Sem apuros nem revisor

 

      «A partir deste ponto, Umberto Eco [na obra Número Zero, com tradução de Jorge Vaz de Carvalho e publicado pela Gradiva] lança-se numa fábula desvairadamente cómica sobre a prática jornalística com o “doutor” Colonna a vigiar o estilo e guiar os colaboradores – uma equipa oriunda dos mais rocambolescos recônditos – no apuramento de uma linguagem que, como recorda Simei, se dirige a leitores com uma “mentalidade de doze anos”, seja qual for a verdadeira idade.
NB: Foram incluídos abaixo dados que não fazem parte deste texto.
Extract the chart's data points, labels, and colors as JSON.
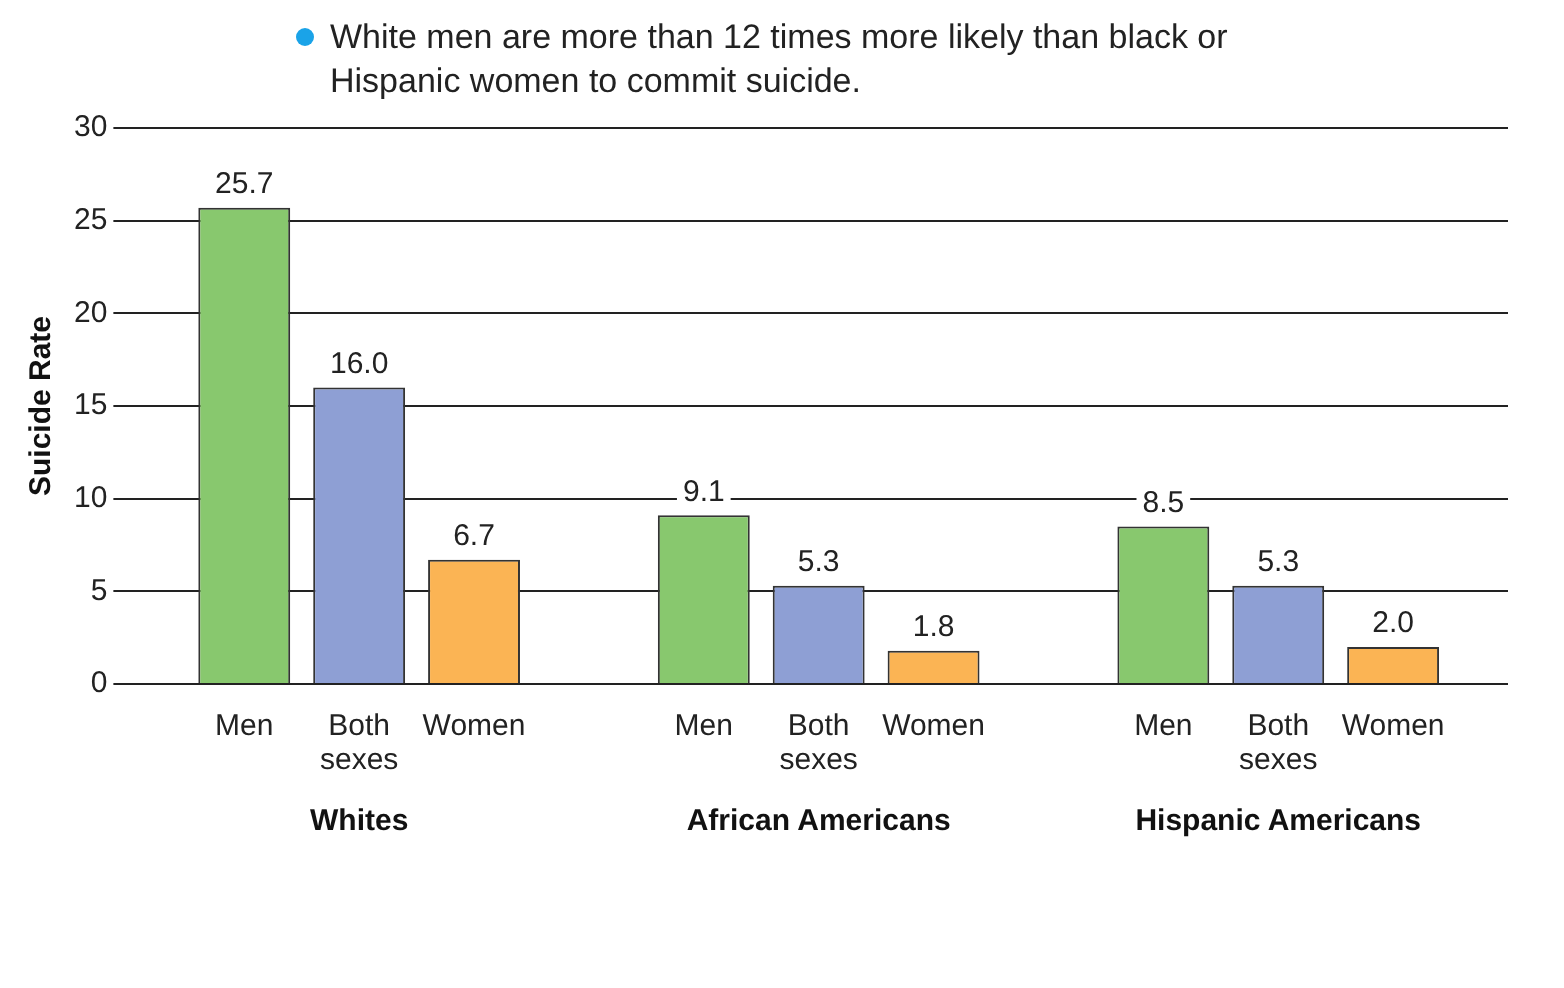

O jornal chamar-se-á Amanhã para contrariar todos os outros que dão notícias da véspera e não terá revisor – uma espécie extinta – uma vez que os consumidores já estão habituados a ler sobre “de Beauvoire ou Beaudelaire, ou Rooswelt nos grandes diários” e não vale a pena alarmá-los com purismos» («Uma cultura monstruosa», Helena Vasconcelos, «Ípsilon/Público, 5.06.2015, p. 25).

      O que me parece é que esse Amanhã já não vem a tempo de inspirar a imprensa portuguesa de hoje, imbuída dos mesmos desvalores.